Budzik na chwilę przed 6 rano zrywa nas za snu. Poranną toaletę zakłóca niezbyt miły gość. W łazience znajdujemy małą jaszczurkę koło wanny. Nie daje się wyprosić, więc dajemy jej spokój i schodzimy na śniadanie. Chwilę przed 7 godziną w recepcji pojawia się kierowca busa, który jak mówi zabierze nas do łodzi płynącej do Battambang. Cieszymy się, bo jesteśmy już ostatni do kompletu miejsc w aucie. Jednak nasza radość nie trwa zbyt długo. Bus po przejechaniu kilkuset metrów zatrzymuje się i dowiadujemy się, że mamy przesiąść się do większego, który stoi obok z innymi turystami jadącymi w tą samą drogę. W środku jest jeszcze tylko 5 wolnych miejsc siedzących. Dwa z przodu zajmuje para z Niemiec, Kotek siada na rozkładanym siedzeniu pomiędzy rzędami. Ja na podobnym przed, a przede mną jeszcze jedna osoba. W aucie jest komplet pasażerów a na wejście czekają jeszcze dwie osoby. Przestrzeń za kierowcą z tyłu i pomiędzy siedzeniami Wypełniona jest pod sufit ogromną górą bagaży. Bardzo wyluzowany młody chłopak z obsługi, bez mrugnięcia okiem zachęca do wejścia i stania w aucie dwójce pozostałych turystów pomiędzy bagażami. Dosłownie na jednej nodze. A sam zajmuje swoje miejsce obok kierowcy i ku mojemu zdumieniu zapina pasy bezpieczeństwa. Nie przychodzi mi do głowy żadna logiczna myśl, którą można się kierować tak postępując. Witamy w Kambodży... Przeciążony na maksymalnie mini autobus, jak z kiepskiej komedii z 24 pasażerami rusza i jedziemy. Zatrzymujemy się po kolejnych 5 minutach. Kolejny człowiek z wielkim plecakiem ma wsiąść do busa. Jest to już tak zabawne, że nie ma słów, choć oczywiście może być żałosne. Jedziemy więc, z trzema osobami ponad dopuszczalną ilość.
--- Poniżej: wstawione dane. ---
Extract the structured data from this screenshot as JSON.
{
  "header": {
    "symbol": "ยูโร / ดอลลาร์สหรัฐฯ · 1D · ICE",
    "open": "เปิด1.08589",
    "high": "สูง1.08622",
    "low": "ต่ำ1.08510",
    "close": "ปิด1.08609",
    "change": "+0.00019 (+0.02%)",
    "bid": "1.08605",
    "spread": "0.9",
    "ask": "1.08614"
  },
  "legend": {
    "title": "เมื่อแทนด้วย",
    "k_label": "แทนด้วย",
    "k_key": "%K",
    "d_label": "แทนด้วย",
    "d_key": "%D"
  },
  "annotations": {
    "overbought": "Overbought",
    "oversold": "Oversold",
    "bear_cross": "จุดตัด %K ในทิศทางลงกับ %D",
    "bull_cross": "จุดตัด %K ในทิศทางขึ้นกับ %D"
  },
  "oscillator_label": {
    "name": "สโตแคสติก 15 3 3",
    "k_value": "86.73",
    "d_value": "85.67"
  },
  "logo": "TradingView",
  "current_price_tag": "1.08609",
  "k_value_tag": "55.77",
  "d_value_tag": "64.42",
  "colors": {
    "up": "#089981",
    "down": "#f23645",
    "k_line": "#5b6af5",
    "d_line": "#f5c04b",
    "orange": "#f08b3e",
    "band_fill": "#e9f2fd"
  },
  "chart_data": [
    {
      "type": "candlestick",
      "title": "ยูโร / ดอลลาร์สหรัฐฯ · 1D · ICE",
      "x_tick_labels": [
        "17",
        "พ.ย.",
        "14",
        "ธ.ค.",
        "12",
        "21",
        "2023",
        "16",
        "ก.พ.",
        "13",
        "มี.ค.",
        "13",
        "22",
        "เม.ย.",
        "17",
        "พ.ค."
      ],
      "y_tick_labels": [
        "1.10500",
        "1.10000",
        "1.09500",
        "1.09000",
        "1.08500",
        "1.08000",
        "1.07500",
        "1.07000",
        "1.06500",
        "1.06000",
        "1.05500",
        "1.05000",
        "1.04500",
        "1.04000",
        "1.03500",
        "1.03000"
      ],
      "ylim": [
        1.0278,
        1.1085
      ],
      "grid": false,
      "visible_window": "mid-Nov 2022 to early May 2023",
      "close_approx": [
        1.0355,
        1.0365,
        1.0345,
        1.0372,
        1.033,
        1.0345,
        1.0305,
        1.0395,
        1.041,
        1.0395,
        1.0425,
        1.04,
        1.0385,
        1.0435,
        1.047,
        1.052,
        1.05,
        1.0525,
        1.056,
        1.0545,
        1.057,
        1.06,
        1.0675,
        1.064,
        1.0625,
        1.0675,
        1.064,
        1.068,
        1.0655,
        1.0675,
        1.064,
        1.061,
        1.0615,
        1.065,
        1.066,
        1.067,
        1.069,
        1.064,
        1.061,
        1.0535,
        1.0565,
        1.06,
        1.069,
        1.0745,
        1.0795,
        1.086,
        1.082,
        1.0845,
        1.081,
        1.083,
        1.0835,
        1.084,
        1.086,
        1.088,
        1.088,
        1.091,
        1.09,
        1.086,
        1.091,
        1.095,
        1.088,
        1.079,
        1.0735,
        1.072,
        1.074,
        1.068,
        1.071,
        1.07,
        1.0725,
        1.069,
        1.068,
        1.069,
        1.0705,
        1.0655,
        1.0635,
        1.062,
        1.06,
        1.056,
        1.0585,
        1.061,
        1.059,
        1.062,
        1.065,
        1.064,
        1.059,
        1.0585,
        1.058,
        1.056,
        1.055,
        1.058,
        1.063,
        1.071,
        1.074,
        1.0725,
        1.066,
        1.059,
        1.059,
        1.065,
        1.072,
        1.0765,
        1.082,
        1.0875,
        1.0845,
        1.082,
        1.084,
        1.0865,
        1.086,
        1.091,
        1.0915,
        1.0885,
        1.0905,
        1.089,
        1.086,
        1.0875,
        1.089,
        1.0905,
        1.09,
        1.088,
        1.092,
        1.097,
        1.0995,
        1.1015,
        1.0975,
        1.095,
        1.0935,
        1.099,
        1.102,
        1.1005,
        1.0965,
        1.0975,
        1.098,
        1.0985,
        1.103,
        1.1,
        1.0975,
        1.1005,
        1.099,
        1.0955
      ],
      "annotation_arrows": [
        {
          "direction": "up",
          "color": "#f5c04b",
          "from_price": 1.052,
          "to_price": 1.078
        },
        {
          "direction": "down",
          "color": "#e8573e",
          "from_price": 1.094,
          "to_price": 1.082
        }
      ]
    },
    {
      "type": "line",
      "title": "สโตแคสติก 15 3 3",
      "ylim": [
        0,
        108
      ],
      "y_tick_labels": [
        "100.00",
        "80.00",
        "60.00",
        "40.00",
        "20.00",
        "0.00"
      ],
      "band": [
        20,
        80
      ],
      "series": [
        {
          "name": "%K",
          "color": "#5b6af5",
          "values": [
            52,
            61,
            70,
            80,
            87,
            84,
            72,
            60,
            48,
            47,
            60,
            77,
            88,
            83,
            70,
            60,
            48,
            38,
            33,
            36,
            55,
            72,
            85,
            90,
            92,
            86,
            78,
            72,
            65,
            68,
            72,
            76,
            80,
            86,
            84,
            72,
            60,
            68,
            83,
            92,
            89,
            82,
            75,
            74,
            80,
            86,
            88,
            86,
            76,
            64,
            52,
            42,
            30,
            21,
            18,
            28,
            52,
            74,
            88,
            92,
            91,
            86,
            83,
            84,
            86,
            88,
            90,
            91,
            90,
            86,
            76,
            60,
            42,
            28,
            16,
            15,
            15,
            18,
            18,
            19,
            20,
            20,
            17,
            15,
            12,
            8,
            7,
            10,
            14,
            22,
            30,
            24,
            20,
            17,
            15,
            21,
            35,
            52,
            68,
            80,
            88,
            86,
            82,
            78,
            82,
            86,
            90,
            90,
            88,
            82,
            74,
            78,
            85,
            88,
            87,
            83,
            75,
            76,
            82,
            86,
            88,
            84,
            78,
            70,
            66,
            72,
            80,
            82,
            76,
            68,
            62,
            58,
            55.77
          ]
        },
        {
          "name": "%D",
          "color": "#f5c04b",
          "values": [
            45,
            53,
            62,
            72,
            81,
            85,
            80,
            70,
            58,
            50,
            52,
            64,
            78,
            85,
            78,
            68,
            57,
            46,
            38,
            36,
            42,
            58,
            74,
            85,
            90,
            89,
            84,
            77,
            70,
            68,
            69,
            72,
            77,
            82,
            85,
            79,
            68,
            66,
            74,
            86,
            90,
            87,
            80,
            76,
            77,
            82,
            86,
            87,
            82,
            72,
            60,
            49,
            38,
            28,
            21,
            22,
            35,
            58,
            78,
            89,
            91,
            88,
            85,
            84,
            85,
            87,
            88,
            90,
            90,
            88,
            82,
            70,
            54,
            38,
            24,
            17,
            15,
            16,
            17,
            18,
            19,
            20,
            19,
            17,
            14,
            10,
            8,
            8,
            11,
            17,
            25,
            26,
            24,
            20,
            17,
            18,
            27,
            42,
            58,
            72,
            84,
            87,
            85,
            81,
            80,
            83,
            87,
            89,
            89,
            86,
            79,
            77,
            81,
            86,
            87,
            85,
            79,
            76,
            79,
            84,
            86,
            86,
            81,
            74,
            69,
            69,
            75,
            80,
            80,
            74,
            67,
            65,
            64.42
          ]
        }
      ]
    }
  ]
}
Droga po wyjeździe z miasta zaczęła się powoli pogarszać i po 15 minutach zamieniła się dziurawą szutrówkę. Podskakiwaliśmy na siedzeniach, a najbardziej trzy osoby stojące pomiędzy nami, ściśnięte bagażami. Droga prowadziła jakby wałem, w którymś momencie ujrzeliśmy niewielki kanał, może 8-10m szerokości i kilka łódek mogących pomieścić około 40 ludzi. Brzegi były bardzo błotniste i śliskie. W niezbyt głębokiej wodzie stały co kawałek osoby i zarzucały niewielkie siatki. Zaczęto wynosić torby, walizy i plecaki z busa i zajęliśmy miejsca w łódce. Drewniane ławki miały nam służyć za dzisiejsze siedzenie na kolejne jak przypuszczaliśmy 6 godzin.
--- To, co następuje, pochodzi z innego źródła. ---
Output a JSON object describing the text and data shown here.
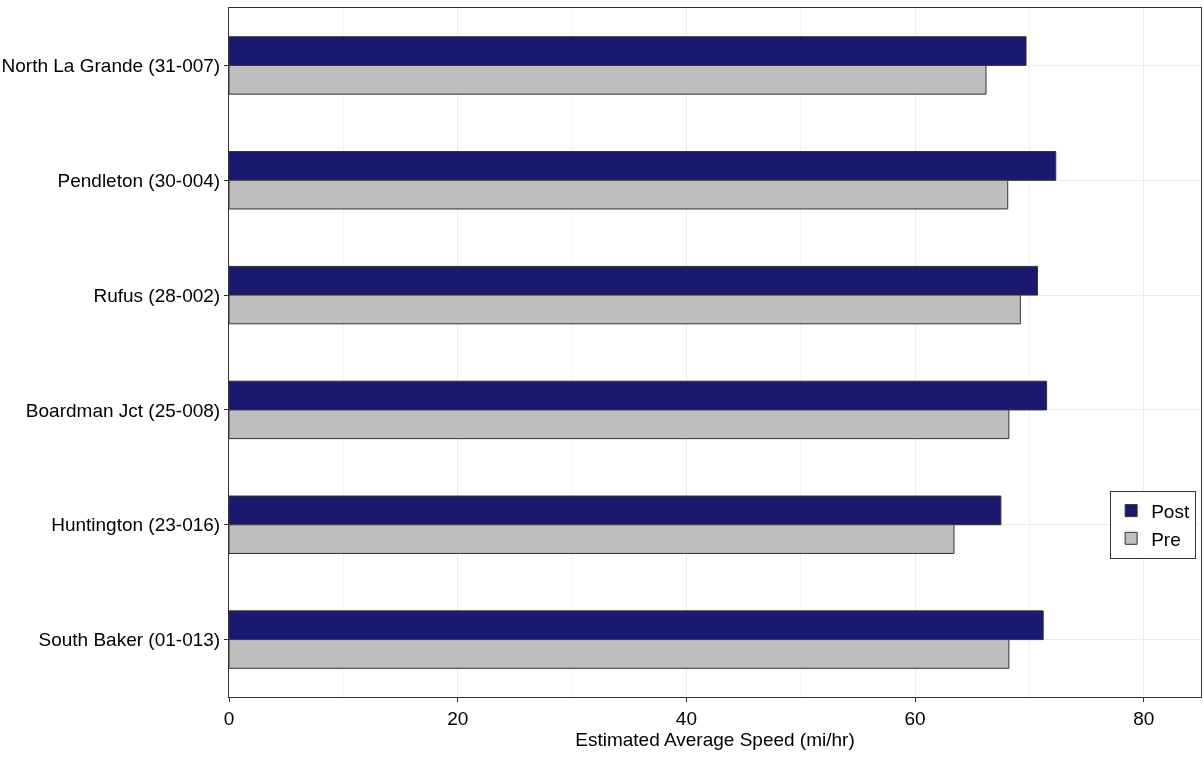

W całości podróż łodzią zajęła 9 godzin. Przybyliśmy w linii prostej 80km... może mniej. Ale rzeka bardzo meandrowała, niektóre zakręty były nawet o 180 stopni. 9 godzin. Tyle jak się okazało płynęliśmy do Battambang. Z powodu obniżającego się stanu wody w jeziorze Tonle Sap, w bardzo wielu miejscach dosłownie szorowaliśmy o dno. Były miejsca gdzie lodź parę razy utknęła z tego powodu,sternik musiał cofnąć ją i z rozpędu przebić się przez płytszy odcinek.
Dodatkową "atrakcją" rejsu były kilkukrotne utraty sterowności przez lodź, czego następstwem było uderzanie w przeciwny brzeg. Część drogi płynęliśmy wąską i bardzo meandrującą rzeką. Zakola były tak ostre, że nasza może 25 metrowa jednostka nie mieściła się w niektórych. Sternik i pomocnicy odpychali wtedy dziób od brzegów, naprowadzając ja na prawidłowy kurs. Płynęliśmy zatem ze średnią prędkością 25 km/h, a na pewno tak to wyglądało.
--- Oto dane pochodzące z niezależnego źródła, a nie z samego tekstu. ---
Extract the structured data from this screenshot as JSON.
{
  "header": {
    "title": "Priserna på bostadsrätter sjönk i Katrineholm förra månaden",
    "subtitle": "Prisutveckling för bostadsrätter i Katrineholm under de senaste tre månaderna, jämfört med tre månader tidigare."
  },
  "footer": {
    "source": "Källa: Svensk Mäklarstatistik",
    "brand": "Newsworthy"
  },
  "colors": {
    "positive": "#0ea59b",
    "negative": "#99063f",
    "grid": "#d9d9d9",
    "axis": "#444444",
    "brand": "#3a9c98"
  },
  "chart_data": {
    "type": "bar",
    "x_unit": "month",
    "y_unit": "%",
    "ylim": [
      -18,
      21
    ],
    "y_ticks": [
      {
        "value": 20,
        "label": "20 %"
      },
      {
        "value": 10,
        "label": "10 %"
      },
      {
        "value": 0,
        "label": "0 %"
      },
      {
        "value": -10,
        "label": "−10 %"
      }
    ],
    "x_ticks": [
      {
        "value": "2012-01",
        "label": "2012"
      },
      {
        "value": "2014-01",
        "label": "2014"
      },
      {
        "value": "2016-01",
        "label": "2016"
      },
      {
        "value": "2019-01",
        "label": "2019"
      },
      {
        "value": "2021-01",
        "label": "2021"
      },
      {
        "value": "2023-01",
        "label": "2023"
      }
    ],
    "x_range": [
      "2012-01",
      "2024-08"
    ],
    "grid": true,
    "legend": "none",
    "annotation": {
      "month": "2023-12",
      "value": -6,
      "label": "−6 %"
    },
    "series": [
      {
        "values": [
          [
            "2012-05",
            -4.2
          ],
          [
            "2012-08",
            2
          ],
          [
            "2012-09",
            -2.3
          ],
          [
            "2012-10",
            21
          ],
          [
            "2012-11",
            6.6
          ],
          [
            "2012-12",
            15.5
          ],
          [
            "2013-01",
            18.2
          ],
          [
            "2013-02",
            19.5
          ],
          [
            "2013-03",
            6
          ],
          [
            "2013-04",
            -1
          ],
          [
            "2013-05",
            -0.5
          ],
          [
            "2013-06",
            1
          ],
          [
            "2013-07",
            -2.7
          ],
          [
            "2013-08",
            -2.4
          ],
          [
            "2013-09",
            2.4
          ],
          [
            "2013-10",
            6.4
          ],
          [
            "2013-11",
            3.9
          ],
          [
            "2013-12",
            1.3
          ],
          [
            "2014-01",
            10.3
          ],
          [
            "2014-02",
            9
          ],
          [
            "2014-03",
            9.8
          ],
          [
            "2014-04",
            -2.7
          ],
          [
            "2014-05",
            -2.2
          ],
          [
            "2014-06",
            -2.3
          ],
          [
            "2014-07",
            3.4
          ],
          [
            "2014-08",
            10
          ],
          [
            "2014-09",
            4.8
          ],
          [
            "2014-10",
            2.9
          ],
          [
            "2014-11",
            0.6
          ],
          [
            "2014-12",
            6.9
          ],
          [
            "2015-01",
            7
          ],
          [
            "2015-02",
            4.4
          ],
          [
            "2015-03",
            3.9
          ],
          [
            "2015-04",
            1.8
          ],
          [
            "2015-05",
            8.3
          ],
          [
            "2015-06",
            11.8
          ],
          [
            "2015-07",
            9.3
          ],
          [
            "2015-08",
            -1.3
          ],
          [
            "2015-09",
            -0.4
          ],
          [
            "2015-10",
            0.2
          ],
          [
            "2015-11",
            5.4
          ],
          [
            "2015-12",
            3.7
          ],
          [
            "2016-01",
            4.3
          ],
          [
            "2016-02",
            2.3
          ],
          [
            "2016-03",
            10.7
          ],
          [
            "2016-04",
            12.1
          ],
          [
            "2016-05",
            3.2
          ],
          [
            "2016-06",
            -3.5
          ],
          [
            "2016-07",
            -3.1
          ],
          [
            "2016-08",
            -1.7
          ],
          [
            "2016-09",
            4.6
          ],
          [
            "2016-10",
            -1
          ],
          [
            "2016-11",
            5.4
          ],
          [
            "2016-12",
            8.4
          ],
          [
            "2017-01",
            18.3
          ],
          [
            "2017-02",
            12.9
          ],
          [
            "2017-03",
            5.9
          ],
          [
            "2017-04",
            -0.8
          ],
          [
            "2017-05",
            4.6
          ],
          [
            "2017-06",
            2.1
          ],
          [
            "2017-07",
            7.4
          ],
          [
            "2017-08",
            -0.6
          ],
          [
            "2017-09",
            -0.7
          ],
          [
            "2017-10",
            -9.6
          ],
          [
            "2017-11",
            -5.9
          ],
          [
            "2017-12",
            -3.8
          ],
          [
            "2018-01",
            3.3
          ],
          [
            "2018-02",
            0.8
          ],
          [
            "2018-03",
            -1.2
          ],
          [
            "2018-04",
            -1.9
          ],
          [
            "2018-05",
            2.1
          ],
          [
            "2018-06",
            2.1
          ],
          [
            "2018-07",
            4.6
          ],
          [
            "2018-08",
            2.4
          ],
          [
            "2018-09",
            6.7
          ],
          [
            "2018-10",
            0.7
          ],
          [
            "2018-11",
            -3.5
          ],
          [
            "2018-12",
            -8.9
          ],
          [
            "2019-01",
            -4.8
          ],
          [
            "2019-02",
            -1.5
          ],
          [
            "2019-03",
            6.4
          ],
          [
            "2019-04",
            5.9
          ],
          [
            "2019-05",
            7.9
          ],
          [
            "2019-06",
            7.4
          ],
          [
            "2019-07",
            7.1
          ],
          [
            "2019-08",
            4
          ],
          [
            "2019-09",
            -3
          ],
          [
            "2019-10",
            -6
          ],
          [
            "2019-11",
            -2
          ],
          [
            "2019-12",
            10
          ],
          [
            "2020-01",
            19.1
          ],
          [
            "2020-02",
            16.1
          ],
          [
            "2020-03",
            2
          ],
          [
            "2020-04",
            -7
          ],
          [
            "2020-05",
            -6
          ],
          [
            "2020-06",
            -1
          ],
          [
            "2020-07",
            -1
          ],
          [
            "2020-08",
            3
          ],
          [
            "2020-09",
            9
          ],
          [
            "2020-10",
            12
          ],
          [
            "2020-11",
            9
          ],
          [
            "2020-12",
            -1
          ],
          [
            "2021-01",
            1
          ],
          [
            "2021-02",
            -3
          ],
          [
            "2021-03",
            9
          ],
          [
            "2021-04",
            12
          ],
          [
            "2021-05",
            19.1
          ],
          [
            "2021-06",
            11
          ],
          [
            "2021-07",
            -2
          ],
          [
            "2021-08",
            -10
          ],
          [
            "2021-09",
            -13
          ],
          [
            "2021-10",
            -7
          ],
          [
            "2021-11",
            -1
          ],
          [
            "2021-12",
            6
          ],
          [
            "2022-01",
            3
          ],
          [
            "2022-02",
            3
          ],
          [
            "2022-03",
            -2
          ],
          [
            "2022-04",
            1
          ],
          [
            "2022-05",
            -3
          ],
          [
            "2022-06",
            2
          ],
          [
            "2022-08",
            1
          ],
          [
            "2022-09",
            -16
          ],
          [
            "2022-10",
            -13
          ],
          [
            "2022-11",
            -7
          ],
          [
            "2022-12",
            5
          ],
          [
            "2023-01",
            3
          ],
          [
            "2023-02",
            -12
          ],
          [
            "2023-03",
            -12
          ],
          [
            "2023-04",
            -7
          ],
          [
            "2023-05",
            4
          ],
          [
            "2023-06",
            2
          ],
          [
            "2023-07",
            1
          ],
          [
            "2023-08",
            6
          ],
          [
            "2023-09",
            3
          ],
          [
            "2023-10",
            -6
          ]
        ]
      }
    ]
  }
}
W pierwszej części rzeki, gdzie woda jest jeszcze dosyć głęboka,przy samym jeziorze, na wodzie posadowionych jest sporo domostw. Nie wiem, czy można pisać, o posadowieniu na wodzie. Po prostu trzymają się na grubszych bambusowych platformach, które mają przyczepione plastikowe, odpadowe beczki, zwiększające wyporność. W tak zbudowanych domach, mieszkają na wodzie. poruszają się wszędzie łodziami. Czasem, pomiędzy jedną a drugą jest swoisty mostek, deskę po której można przejść. swoisty rodzaj tratwy zakotwiczona do drzew, rosnących na lądzie. Gdy woda przybiera, a może zwiększyć się nawet okresowo o 3 do 5 metrów w niektórych miejscach, platformy unoszą się wraz z poziomem wody, zapewniając mieszkańcom pewne swoiste bezpieczeństwo, komfort posiadania domu (o ile możemy to tak nazwać), czy też dachu nad głową.
Świnia jaka jest każdy wie. My zobaczyliśmy ją z trochę innej strony. Pozamykane w bambusowych klatkach, unoszących się na wodzie, zwierzęta są hodowane na środku szerokiej rzeki, obok pływającego domostwa. W tym kojcach leżą, nie są one większe niż 2mx3m.
Po drodze na całej długości rzeki Sangker River, którą płynęliśmy, na brzegach usytuowane są chaty (o ile tak to można nazwać). Często są to drewniane szałasy, małe konstrukcje przykryte liśćmi, sklecone z bambusa, uszczelnione gdzieniegdzie workami, kawałkami plandek czy szmat. Na rzece co kawałek spotykamy liczne łodzie, od malutkich do trochę większych, na wielu widać, że mieszkają w nich ludzie. Lekka, drewniana konstrukcja na środku łodzi. Obok widać ściankę i wiszące garnki. W każdym miejscu są też kobiety, które siedząc na pokładzie, segregują drobne rybki. Rzeka jest pełna ryb. Kambodża wraz z Tonle Sap i okolicznymi dopływami tego jeziora stanowi jeden z najzasobniejszych w ryby obszar.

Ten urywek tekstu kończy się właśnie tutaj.